New 'Big Bird' species discovered in Galapagos Islands

Faith Castro
November 27, 2017

While looking at the bird populations on Daphne Major, one of the Galapagos Islands, scientists noticed one species which slowly turned into a different one.

It turned out the intruder was from a species resident on Espanola Island, more than 100 kilometres away. This is how they laid the bricks of a new species, which now numbers about 30 individuals. Researchers from Princeton University in the United States and Uppsala University in Sweden reported the new species evolved in just two generations, though this process had been believed to take much longer, due to breeding between an endemic Darwin finch, Geospiza fortes, and the immigrant cactus finch, Geospiza conirostris.

The graduate student was on the Galapagos island called Daphne Major when he noticed the bird.

The Grants, having taken an initial blood sample from the outsider, continued to monitor the little population of Big Birds, taking blood from the subsequent six generations.

"It is very striking that when we compare the size and shape of the Big Bird beaks with the beak morphologies of the other three species inhabiting Daphne Major, the Big Birds occupy their own niche in the beak morphology space", Harvard's Sangeet Lamichhaney, first author on the study, said.

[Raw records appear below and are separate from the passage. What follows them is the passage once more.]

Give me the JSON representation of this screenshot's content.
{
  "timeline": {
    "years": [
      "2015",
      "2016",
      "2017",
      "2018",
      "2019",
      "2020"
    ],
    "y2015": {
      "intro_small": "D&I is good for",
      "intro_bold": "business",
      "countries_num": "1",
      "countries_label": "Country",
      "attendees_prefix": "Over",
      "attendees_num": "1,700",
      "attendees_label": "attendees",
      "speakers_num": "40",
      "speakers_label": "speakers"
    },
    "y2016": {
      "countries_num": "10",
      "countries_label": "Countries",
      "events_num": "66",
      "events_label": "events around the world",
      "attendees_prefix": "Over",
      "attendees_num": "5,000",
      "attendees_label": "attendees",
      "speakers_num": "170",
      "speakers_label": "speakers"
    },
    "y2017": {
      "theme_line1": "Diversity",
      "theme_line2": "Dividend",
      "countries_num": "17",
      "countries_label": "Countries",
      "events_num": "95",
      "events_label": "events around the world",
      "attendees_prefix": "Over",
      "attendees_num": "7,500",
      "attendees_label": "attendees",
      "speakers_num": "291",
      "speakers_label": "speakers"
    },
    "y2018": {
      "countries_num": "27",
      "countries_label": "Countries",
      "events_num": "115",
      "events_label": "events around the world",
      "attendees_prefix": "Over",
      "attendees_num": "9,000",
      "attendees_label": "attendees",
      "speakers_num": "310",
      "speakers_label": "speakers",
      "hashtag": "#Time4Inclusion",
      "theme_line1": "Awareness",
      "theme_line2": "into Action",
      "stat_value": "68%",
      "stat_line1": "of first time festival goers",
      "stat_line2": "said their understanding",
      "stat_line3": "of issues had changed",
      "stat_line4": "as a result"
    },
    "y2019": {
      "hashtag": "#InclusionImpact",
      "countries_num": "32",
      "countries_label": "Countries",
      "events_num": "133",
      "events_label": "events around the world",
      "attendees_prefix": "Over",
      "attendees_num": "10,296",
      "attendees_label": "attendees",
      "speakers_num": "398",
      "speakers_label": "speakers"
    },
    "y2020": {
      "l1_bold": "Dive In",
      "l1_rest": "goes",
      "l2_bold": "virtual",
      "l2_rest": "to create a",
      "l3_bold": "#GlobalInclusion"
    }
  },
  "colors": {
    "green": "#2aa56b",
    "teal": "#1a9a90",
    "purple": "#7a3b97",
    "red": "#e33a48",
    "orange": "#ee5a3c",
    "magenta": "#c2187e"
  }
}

This happened because the cactus finch couldn't fly the long distance back home, so was forced to pick a mate from one of the Daphne Major bird species instead of his own.

The bird is a member of the G. fortis species, one of two species that interbred to give rise to the Big Bird lineage.

In the latest study, researchers from Uppsala University studied DNA collected from the parent birds and their offspring at regular intervals.

The Big Bird finch, product of inbreeding and rapid evolution.

Fortunately, the new species of finches was bigger, had a different call, and had a bigger beak.

More news: Liverpool v Chelsea: We deserved to win - Conte

"We have no indication about the long-term survival of the Big Bird lineage, but it has the potential to become a success, and it provides a attractive example of one way in which speciation occurs", he says. The hybrid birds couldn't replicate the song of the native finches, and that, combined with their difference in size, prevented them from attracting mates.

After reaching maturity, the new Big Birds attempted to find mates of their own only to be met with a big problem.

Ironically, the discovery was published on the eve of the anniversary of the publication of Charles Darwin's magnum opus titled "On the Origin of Species by Means of Natural Selection, or the Preservation of Favoured Races in the Struggle for Life", which was released in 1859 and largely inspired by his time on the Galapagos Islands.

They did manage to attract each other, and that interbreeding resulted in more and more Big Birds on the island.

"Charles Darwin would have been excited to read this paper".

The majority of these lineages have gone extinct but some may have led to the evolution of contemporary species, they concluded.

More worrying is the staggering decline in independent, investigative journalism.

With nobody to hold the rich and powerful to account, or report on the issues that don't fit with the mainstream "narrative", your help is needed.